Reputation: 131
I try to create a function which returns the number of occurence of a word in a text file. For this, I create a List which contains all the words of a text. (a, c,, c , d, e, f are here in the example words)
[[1]]
[1] a
[2] f
[3] e
[4] a
[[2]]
[1] f
[2] f
[3] e
I create a table to stock for each word it number of occurence value
table(unlist(list))
a b c d e
3 3 2 1 1
My question now is how can I extract the value of occurence of a word in parameter. The function will have this structure
GetOccurence <- function(word, table)
{
return(occurence)
}
Any idea please to help me, Thanks in advance
Upvotes: 2
Views: 3471
Reputation: 18625
To answer the question with respect to your function you could take the following approach.

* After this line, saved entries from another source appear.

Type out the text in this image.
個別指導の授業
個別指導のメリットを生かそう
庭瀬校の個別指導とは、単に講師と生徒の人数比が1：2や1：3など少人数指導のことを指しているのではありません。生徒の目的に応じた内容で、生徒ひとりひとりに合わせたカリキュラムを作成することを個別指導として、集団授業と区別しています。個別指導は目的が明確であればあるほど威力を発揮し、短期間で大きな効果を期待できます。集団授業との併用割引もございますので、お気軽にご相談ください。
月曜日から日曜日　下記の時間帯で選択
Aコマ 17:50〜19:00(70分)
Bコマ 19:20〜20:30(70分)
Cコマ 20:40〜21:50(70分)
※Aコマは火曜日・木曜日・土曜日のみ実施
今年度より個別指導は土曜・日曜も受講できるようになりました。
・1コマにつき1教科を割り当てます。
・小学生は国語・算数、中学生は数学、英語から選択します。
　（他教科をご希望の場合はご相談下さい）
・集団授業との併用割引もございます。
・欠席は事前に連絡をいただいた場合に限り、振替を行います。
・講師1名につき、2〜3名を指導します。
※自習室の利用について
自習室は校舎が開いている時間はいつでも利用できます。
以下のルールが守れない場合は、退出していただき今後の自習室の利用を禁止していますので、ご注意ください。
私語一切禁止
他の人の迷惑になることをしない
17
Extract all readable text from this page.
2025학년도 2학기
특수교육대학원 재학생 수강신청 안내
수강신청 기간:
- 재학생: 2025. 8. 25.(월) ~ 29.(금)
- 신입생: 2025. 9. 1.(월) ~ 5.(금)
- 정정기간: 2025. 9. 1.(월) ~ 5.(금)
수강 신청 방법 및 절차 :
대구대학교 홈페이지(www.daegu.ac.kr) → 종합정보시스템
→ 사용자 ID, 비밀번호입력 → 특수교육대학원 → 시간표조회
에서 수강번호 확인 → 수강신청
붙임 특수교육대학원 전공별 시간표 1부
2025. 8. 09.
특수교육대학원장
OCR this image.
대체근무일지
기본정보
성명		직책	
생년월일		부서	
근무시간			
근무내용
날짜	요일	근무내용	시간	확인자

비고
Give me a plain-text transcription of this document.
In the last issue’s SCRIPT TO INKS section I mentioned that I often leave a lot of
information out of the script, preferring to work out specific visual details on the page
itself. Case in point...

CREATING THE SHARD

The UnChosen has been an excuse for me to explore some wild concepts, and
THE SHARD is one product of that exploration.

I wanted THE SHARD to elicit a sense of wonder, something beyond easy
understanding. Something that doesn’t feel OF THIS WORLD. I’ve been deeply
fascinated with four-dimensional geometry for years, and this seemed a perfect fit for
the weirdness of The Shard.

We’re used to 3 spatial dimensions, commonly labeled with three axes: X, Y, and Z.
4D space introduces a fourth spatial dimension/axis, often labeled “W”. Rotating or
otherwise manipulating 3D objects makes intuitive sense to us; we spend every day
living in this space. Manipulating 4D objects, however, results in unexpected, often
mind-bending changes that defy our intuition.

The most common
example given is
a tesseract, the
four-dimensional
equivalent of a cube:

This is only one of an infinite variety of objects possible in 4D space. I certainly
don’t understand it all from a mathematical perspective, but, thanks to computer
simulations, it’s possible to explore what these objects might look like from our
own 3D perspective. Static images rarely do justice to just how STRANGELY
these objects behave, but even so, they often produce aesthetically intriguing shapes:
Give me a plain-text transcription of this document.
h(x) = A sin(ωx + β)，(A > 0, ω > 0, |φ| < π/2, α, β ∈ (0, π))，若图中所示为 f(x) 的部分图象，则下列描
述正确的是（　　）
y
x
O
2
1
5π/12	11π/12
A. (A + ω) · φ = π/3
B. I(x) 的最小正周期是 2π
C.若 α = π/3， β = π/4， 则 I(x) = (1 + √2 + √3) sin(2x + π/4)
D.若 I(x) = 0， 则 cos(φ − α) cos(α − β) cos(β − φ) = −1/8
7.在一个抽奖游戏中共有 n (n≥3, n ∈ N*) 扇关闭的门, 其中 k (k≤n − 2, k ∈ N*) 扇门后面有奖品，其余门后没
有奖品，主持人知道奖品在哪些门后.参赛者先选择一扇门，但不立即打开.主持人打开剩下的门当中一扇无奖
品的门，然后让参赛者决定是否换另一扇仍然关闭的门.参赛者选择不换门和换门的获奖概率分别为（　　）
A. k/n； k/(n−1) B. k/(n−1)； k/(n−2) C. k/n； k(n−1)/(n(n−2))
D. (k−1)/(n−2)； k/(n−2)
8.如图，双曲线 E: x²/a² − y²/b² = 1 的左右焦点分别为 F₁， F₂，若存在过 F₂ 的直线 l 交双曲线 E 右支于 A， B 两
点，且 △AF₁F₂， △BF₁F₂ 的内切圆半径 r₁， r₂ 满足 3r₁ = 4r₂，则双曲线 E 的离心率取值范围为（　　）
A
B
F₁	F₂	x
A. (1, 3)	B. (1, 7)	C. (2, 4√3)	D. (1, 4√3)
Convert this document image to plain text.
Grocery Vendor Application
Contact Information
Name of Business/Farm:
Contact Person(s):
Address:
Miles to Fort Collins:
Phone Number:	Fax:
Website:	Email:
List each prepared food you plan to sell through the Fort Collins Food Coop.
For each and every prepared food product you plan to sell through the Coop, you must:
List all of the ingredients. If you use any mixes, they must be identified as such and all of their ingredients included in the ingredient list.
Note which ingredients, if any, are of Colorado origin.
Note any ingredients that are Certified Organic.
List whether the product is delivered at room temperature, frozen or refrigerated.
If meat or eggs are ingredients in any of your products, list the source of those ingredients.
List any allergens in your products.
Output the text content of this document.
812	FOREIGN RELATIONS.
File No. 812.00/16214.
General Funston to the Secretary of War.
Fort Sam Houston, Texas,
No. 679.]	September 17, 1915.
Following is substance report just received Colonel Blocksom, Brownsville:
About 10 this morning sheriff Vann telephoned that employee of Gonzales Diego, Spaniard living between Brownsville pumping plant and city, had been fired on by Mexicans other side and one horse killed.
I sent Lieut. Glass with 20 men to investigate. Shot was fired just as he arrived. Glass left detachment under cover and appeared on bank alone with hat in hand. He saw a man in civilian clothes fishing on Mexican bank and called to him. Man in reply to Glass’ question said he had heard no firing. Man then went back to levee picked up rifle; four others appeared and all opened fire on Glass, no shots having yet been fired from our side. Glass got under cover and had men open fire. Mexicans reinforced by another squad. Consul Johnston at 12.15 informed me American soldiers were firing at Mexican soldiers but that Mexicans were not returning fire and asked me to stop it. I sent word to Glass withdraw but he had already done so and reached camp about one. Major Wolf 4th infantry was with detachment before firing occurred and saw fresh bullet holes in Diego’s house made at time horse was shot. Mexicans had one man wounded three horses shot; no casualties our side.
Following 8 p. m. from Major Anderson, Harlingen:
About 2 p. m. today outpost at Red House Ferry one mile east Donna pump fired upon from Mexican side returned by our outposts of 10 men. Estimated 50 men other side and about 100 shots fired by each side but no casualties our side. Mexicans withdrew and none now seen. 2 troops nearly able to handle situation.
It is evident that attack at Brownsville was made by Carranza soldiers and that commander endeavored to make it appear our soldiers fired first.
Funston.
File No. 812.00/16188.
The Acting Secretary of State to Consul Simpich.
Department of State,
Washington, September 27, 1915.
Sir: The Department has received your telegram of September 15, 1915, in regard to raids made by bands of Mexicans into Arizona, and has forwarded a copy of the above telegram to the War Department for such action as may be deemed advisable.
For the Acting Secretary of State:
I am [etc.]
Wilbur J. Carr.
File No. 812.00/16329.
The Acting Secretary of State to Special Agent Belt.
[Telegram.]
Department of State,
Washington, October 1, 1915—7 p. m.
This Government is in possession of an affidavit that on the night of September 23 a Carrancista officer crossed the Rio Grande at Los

For the sake of reproducibility, I used publicly-available data and cleaned it a little.
library(tm)
data(acq)
# Basic cleaning
acq <- tm_map(acq, removePunctuation)
acq <- tm_map(acq, removeNumbers)
acq <- tm_map(acq, tolower)
acq <- tm_map(acq, removeWords, stopwords("english"))
acq <- tm_map(acq, stripWhitespace)
acq <- tm_map(acq, PlainTextDocument)
# Split list into words
wrds <- strsplit(paste(unlist(acq), collapse = " "), ' ')[[1]]
# Table
tblWrds <- table(wrds)
GetOccurence <- function(word, table) {
occurence <- as.data.frame(table)
occurence <- occurence[grep(word, occurence[,1]), ]
return(occurence)
}
This function will match the full words only, the solution below capitalises on this answer.
GetOccurence <- function(word, table) {
occurence <- as.data.frame(table)
word <- paste0("\\b", word, "\\b")
occurence <- occurence[grep(word, occurence[,1]), ]
return(occurence)
}
Upvotes: 4